Defense Budget Priorities: Opting for American Decline
Marion Smith /
Last week North Korea successfully launched an Unha-3 rocket, thereby demonstrating an alarming capability to target U.S. territory with ballistic missiles. China is rapidly expanding its fleets and arsenals in an unprecedented military build-up, while intimidating other countries in East Asia—including U.S. allies. The Middle East is a conflagration of instability.
Meanwhile, the Obama Administration and Congress have put U.S. defense spending on track to pre-World War II levels—a time when America was not a superpower and not leader of the “free world.”
In the face of soaring national debt, a budgetary impasse, and the absence of presidential leadership to provide for the common defense, Congress must decide whether or not America will have the material capabilities to continue its leading role in international affairs.
As argued in our recent Heritage Backgrounder, “Sequester Decision Time,” the 112th Congress should consider America’s historical path to world power and the principles that have guided it—as well as the probable costs of a real and relative decline in U.S. hard power.
Rapidly and automatically growing spending on entitlement programs is taking over a larger and larger share of federal spending. This puts pressure on other budget priorities, including national defense. Congress should not sacrifice American strength abroad for failure to control spending at home.
If the sequester takes effect, U.S. defense spending will be cut by $500 billion over the next decade, in addition to the $800 billion in reductions already made by the Obama Administration. These combined cuts will lower U.S. defense spending to pre–World War II levels as a percentage of GDP and severely undermine the U.S. military’s ability to accomplish its current and anticipated operational tasks.
In practical terms, the U.S. will have the smallest land force since 1940, the smallest navy since 1915, and the smallest tactical fighter air force ever. Despite technological improvements and increased firepower, sheer numbers of troops, ships, and fighter jets have a strategic value in themselves because no soldier, ship, or jet can be in two places at once.
Meanwhile, the needed modernization of America’s armaments will be delayed indefinitely. U.S. Secretary of Defense Leon Panetta has described this prospect as “devastating,” considering that America is “within an inch of war almost every day.”

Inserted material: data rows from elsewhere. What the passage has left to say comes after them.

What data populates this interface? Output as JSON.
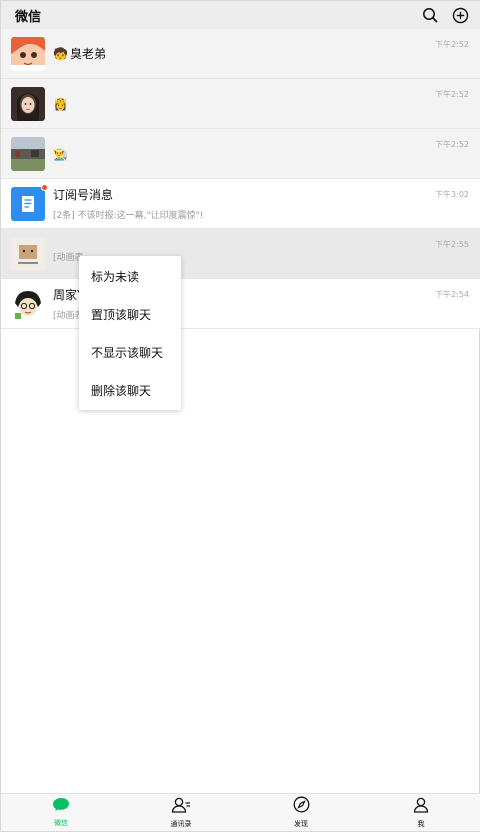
{
  "header": {
    "title": "微信"
  },
  "chats": [
    {
      "name": "臭老弟",
      "emoji": "🧒",
      "preview": "",
      "time": "下午2:52"
    },
    {
      "name": "",
      "emoji": "👸",
      "preview": "",
      "time": "下午2:52"
    },
    {
      "name": "",
      "emoji": "👨‍🌾",
      "preview": "",
      "time": "下午2:52"
    },
    {
      "name": "订阅号消息",
      "emoji": "",
      "preview": "[2条] 不该时报:这一幕,\"让印度震惊\"!",
      "time": "下午3:02"
    },
    {
      "name": "",
      "emoji": "",
      "preview": "[动画表",
      "time": "下午2:55"
    },
    {
      "name": "周家Y",
      "emoji": "",
      "preview": "[动画表",
      "time": "下午2:54"
    }
  ],
  "context_menu": {
    "items": [
      "标为未读",
      "置顶该聊天",
      "不显示该聊天",
      "删除该聊天"
    ]
  },
  "tabs": [
    {
      "label": "微信",
      "active": true
    },
    {
      "label": "通讯录",
      "active": false
    },
    {
      "label": "发现",
      "active": false
    },
    {
      "label": "我",
      "active": false
    }
  ],
  "colors": {
    "accent": "#07c160",
    "badge": "#f24c3d",
    "header_bg": "#ededed"
  }
}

In the midst of the current budget battle, many on both the right and the left assume that defense spending is a luxury that America can no longer afford. This view is far removed from both historical experience and the U.S. government’s priorities as delineated by the U.S. Constitution.
The Framers of the Constitution shared James Madison’s conviction that “security against foreign danger is…an avowed and essential object of the American Union.” They understood that certain goals listed in the Constitution—justice, domestic tranquility, and the general welfare—entailed the absence of government activity beyond establishing a framework for representative lawmaking and impartial adjudication. By contrast, the Constitution enumerates many specific powers in order to provide for the common defense. When it comes to government activity, national security is the core priority of the U.S. government.

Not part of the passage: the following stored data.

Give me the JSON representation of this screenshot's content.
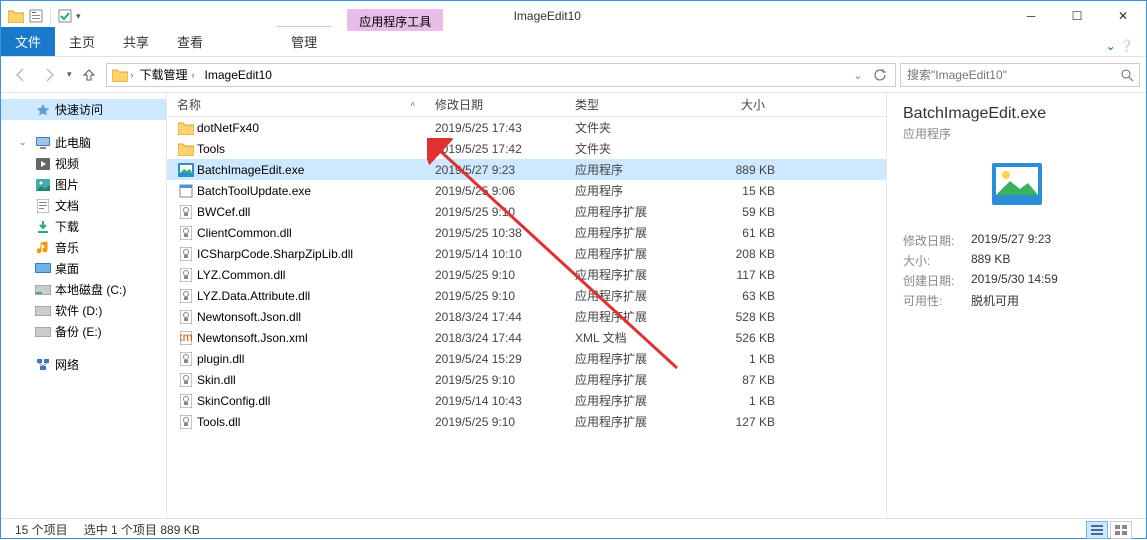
{
  "window": {
    "tooltab": "应用程序工具",
    "title": "ImageEdit10"
  },
  "ribbon": {
    "file": "文件",
    "home": "主页",
    "share": "共享",
    "view": "查看",
    "manage": "管理",
    "help_glyph": "⌄ ❔"
  },
  "nav": {
    "back": "←",
    "fwd": "→",
    "up": "↑"
  },
  "breadcrumb": {
    "items": [
      "下载管理",
      "ImageEdit10"
    ]
  },
  "search": {
    "placeholder": "搜索\"ImageEdit10\""
  },
  "sidebar": {
    "quick": "快速访问",
    "thispc": "此电脑",
    "videos": "视频",
    "pictures": "图片",
    "documents": "文档",
    "downloads": "下载",
    "music": "音乐",
    "desktop": "桌面",
    "localc": "本地磁盘 (C:)",
    "soft": "软件 (D:)",
    "backup": "备份 (E:)",
    "network": "网络"
  },
  "columns": {
    "name": "名称",
    "date": "修改日期",
    "type": "类型",
    "size": "大小"
  },
  "files": [
    {
      "icon": "folder",
      "name": "dotNetFx40",
      "date": "2019/5/25 17:43",
      "type": "文件夹",
      "size": ""
    },
    {
      "icon": "folder",
      "name": "Tools",
      "date": "2019/5/25 17:42",
      "type": "文件夹",
      "size": ""
    },
    {
      "icon": "exe-app",
      "name": "BatchImageEdit.exe",
      "date": "2019/5/27 9:23",
      "type": "应用程序",
      "size": "889 KB",
      "selected": true
    },
    {
      "icon": "exe",
      "name": "BatchToolUpdate.exe",
      "date": "2019/5/25 9:06",
      "type": "应用程序",
      "size": "15 KB"
    },
    {
      "icon": "dll",
      "name": "BWCef.dll",
      "date": "2019/5/25 9:10",
      "type": "应用程序扩展",
      "size": "59 KB"
    },
    {
      "icon": "dll",
      "name": "ClientCommon.dll",
      "date": "2019/5/25 10:38",
      "type": "应用程序扩展",
      "size": "61 KB"
    },
    {
      "icon": "dll",
      "name": "ICSharpCode.SharpZipLib.dll",
      "date": "2019/5/14 10:10",
      "type": "应用程序扩展",
      "size": "208 KB"
    },
    {
      "icon": "dll",
      "name": "LYZ.Common.dll",
      "date": "2019/5/25 9:10",
      "type": "应用程序扩展",
      "size": "117 KB"
    },
    {
      "icon": "dll",
      "name": "LYZ.Data.Attribute.dll",
      "date": "2019/5/25 9:10",
      "type": "应用程序扩展",
      "size": "63 KB"
    },
    {
      "icon": "dll",
      "name": "Newtonsoft.Json.dll",
      "date": "2018/3/24 17:44",
      "type": "应用程序扩展",
      "size": "528 KB"
    },
    {
      "icon": "xml",
      "name": "Newtonsoft.Json.xml",
      "date": "2018/3/24 17:44",
      "type": "XML 文档",
      "size": "526 KB"
    },
    {
      "icon": "dll",
      "name": "plugin.dll",
      "date": "2019/5/24 15:29",
      "type": "应用程序扩展",
      "size": "1 KB"
    },
    {
      "icon": "dll",
      "name": "Skin.dll",
      "date": "2019/5/25 9:10",
      "type": "应用程序扩展",
      "size": "87 KB"
    },
    {
      "icon": "dll",
      "name": "SkinConfig.dll",
      "date": "2019/5/14 10:43",
      "type": "应用程序扩展",
      "size": "1 KB"
    },
    {
      "icon": "dll",
      "name": "Tools.dll",
      "date": "2019/5/25 9:10",
      "type": "应用程序扩展",
      "size": "127 KB"
    }
  ],
  "details": {
    "title": "BatchImageEdit.exe",
    "subtype": "应用程序",
    "props": [
      {
        "k": "修改日期:",
        "v": "2019/5/27 9:23"
      },
      {
        "k": "大小:",
        "v": "889 KB"
      },
      {
        "k": "创建日期:",
        "v": "2019/5/30 14:59"
      },
      {
        "k": "可用性:",
        "v": "脱机可用"
      }
    ]
  },
  "status": {
    "count": "15 个项目",
    "sel": "选中 1 个项目  889 KB"
  }
}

While the 21st-century global challenges to America’s interests and ideas are great, the U.S. can be well poised to face them. Hence, if the U.S. relinquishes its position as leader of the free world, it will do so because Americans and their elected representatives have decided to abandon it. Before making such a decision, they should remember that the vacuum left by America’s chosen decline will be filled by other powers with very different ideas of international order.